Book Review: Stop Working

I've had a copy of Derek Foster's Stop Working: Here's How You Can for a couple of years now, but I just realized the other day I have yet to do a book review on it. So here we go.

Derek took retirement to extremes and managed to get out the rat race at 34. His book was self published and cause a bit a stir in the investing world with some of his ideas. Basically he saved $200 a month plus any extra he had into an investment portfolio, with a couple of good trades and some great market timing he has assembled a portfolio which generates enough dividend cash for his family to live off in a typical middle class lifestyle.

Now there has been skeptics, saying how it that possible. Yet in the book Derek outlines he took a big risk and dumped his entire portfolio on one stock because in his analysis it was very undervalued. The result was he doubled his money. That took some serious conviction to do, so I have to give Derek a hand for that one.

The heart of Derek strategy is to buy a good dividend paying stock when it has suddenly dropped in price to get a great yield. Then he holds onto the stock forever to avoid capital gains and with Canada's wonderful treatment of dividend's for low income earners he pays no income tax. Overall I agree with this strategy for people who never leave the lowest income tax bracket. An RRSP is not going to be that much use to you, so you might as well cash in on the excellent tax treatment of dividend income.

So if nothing else the book is a good read for most people to learn about an alternative investing strategy that works very well for lower income earners.

For me personally it is not going to work out. My wife can use some of this strategy, but for me I do very well dumping the cash in an RRSP or spousal RRSP and taking the refund (I have a 8.5% tax spread between my current tax level and the amount I expect in retirement). Also I know I'm not a good stock picker, hence I stick most of my money into a Couch Potato Portfolio (25% Bond Index, 25% TSX Index, 25% S&P 500 Index, 25% International Index).

For more information on Derek's book check out the following:
-Canadian Capitalist book review
-Million Dollar Journey's book review
-Early Retirement forums at Canadian Business Online where Derek regularly posts


Investoid said...

I like the principles of his strategy, but I think one has to do a fair bit of research to look at the stability of the dividend and the likelihood it will be cut. For instance, Magna recently cut their dividend, but they had an attractive yield prior to that.

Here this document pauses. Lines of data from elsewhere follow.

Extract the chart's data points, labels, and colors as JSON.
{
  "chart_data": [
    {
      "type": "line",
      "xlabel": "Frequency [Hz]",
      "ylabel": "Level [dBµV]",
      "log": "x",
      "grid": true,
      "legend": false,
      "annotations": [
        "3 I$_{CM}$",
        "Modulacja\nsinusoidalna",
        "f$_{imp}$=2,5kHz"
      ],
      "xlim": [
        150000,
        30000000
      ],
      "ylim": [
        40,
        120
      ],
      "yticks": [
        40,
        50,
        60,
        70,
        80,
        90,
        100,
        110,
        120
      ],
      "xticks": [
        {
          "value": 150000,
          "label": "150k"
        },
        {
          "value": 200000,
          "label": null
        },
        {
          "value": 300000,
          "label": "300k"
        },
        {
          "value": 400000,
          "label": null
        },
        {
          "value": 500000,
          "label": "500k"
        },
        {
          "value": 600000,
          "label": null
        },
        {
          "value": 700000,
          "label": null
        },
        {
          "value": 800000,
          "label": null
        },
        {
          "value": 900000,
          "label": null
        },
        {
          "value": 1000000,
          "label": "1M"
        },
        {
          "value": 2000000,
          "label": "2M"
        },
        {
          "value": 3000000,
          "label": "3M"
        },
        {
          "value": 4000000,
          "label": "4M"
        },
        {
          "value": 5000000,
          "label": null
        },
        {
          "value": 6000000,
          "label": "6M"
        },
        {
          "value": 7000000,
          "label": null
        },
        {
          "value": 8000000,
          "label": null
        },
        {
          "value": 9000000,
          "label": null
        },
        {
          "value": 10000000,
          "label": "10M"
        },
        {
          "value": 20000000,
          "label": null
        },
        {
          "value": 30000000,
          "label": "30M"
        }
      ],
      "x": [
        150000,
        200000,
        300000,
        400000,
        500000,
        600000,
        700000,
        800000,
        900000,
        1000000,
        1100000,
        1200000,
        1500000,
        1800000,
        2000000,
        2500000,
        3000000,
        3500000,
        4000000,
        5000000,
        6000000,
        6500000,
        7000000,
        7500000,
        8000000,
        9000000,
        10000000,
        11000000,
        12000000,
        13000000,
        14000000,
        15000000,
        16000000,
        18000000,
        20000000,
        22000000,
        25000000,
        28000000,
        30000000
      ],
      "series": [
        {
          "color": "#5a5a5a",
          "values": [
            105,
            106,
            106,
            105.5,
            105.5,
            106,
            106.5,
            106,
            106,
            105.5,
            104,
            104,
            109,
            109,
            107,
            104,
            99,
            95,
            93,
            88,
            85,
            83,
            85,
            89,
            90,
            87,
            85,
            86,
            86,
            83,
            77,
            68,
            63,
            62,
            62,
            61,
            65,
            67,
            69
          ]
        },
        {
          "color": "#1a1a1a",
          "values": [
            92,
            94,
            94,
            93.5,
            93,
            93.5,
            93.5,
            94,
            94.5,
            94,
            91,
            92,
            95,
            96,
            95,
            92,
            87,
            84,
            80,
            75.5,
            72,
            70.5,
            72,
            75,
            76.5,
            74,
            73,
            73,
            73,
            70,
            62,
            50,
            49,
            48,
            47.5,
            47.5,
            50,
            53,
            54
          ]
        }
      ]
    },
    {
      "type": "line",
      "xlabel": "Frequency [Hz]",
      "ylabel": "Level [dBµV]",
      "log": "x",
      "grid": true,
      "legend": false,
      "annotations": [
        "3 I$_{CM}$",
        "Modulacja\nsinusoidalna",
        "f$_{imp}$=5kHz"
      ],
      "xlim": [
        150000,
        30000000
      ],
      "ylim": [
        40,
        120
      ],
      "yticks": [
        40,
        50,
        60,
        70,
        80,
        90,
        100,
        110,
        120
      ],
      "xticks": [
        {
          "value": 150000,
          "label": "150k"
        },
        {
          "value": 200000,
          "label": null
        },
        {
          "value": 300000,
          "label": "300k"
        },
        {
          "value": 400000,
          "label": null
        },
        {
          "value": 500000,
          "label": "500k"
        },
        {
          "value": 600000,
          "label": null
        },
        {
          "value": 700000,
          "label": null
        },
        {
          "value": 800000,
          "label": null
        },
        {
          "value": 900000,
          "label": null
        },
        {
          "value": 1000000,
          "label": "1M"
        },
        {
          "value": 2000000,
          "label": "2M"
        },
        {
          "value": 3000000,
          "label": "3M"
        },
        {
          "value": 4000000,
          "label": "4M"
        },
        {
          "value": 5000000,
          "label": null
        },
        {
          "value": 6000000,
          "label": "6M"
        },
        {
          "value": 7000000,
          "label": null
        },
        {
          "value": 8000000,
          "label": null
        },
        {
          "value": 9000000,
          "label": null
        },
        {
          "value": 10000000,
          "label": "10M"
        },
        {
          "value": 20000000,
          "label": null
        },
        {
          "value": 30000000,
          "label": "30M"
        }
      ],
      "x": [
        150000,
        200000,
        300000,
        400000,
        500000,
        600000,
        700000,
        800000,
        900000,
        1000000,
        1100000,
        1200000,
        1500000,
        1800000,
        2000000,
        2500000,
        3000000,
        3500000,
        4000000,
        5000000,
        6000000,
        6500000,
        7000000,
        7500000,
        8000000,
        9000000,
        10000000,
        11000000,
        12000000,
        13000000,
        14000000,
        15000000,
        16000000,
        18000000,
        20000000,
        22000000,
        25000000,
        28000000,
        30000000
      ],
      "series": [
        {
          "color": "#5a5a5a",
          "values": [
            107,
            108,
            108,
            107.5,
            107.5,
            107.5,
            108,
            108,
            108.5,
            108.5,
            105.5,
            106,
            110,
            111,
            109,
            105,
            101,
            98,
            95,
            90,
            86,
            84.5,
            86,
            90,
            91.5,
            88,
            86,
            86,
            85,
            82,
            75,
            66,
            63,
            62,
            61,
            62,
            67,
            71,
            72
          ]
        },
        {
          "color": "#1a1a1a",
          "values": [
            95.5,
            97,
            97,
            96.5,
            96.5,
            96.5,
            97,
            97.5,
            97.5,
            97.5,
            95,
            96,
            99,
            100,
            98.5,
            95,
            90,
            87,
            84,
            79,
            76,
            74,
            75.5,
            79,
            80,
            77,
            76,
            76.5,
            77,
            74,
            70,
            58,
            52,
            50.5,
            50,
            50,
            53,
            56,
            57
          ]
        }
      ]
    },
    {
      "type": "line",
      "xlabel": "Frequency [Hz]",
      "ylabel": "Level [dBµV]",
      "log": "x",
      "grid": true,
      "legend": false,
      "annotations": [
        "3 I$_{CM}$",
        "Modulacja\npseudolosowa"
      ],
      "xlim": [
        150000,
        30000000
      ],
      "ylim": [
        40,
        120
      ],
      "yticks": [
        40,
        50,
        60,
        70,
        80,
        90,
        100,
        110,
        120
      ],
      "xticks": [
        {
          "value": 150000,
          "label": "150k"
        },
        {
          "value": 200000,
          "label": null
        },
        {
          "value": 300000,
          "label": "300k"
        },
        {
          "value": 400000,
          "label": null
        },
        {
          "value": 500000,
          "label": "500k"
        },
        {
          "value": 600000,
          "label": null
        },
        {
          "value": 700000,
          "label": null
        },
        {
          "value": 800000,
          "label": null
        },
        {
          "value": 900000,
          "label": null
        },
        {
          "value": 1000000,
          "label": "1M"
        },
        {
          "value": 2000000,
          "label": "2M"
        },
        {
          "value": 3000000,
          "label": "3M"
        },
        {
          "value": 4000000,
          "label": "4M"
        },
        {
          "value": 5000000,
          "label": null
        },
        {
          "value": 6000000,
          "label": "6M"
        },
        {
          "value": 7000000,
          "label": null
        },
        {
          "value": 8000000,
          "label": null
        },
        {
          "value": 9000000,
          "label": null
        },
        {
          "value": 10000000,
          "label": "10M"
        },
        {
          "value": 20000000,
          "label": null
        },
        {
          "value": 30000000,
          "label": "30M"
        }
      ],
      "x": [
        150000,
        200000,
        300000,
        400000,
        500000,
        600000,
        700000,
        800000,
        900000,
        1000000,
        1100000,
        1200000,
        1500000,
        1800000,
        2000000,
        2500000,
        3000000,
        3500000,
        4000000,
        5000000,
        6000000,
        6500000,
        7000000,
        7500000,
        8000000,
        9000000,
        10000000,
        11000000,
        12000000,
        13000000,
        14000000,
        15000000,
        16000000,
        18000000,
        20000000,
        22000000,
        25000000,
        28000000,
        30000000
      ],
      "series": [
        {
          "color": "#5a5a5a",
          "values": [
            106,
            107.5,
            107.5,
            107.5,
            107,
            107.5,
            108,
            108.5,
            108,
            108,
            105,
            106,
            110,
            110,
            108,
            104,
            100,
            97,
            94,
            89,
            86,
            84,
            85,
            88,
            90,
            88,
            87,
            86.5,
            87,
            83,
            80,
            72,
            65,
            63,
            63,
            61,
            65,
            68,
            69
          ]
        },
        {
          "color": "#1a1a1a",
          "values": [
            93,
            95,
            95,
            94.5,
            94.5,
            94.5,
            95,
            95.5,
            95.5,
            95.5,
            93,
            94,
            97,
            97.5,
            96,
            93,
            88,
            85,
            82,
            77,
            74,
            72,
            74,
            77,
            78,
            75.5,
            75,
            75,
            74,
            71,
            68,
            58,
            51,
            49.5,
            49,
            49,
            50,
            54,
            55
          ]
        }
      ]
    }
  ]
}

I've been looking at Manitoba Telecom recently for the same reason, but right now their earnings and cash flow are well below the dividend value. Management says they're committed to keeping the dividend, but I think it could be hard as long as revenues and earnings drop.

That said, if you factor in a worst case scenario dividend cut and the stock still looks attractive, then it's a good buy.

middleclassmillionaire said...

I plan on using a strategy similar to Derek’s to fund my retirement. However, as part of my strategy I do purchase RRSPs. I would also like to add that in my opinion people who are going to be pursuing Derek’s strategy should not be choosing stocks based on the dividend yield but instead on the dividend growth. This is a long term strategy and in my opinion dividend growth is the most important part of it. Do not be drawn into low growth high yielders like MBT or BCE...go for the high dividend growers like banks, insurance, some utilities etc...

Canadian Money said...

Good book review CD!

I plan to read Derek's book.

Canadian Dream said...


Good point on the fact you want dividend stocks with good growth potential.


Yes there is a lot of research involved in using this method, which is partly why I don't find it that attractive to me.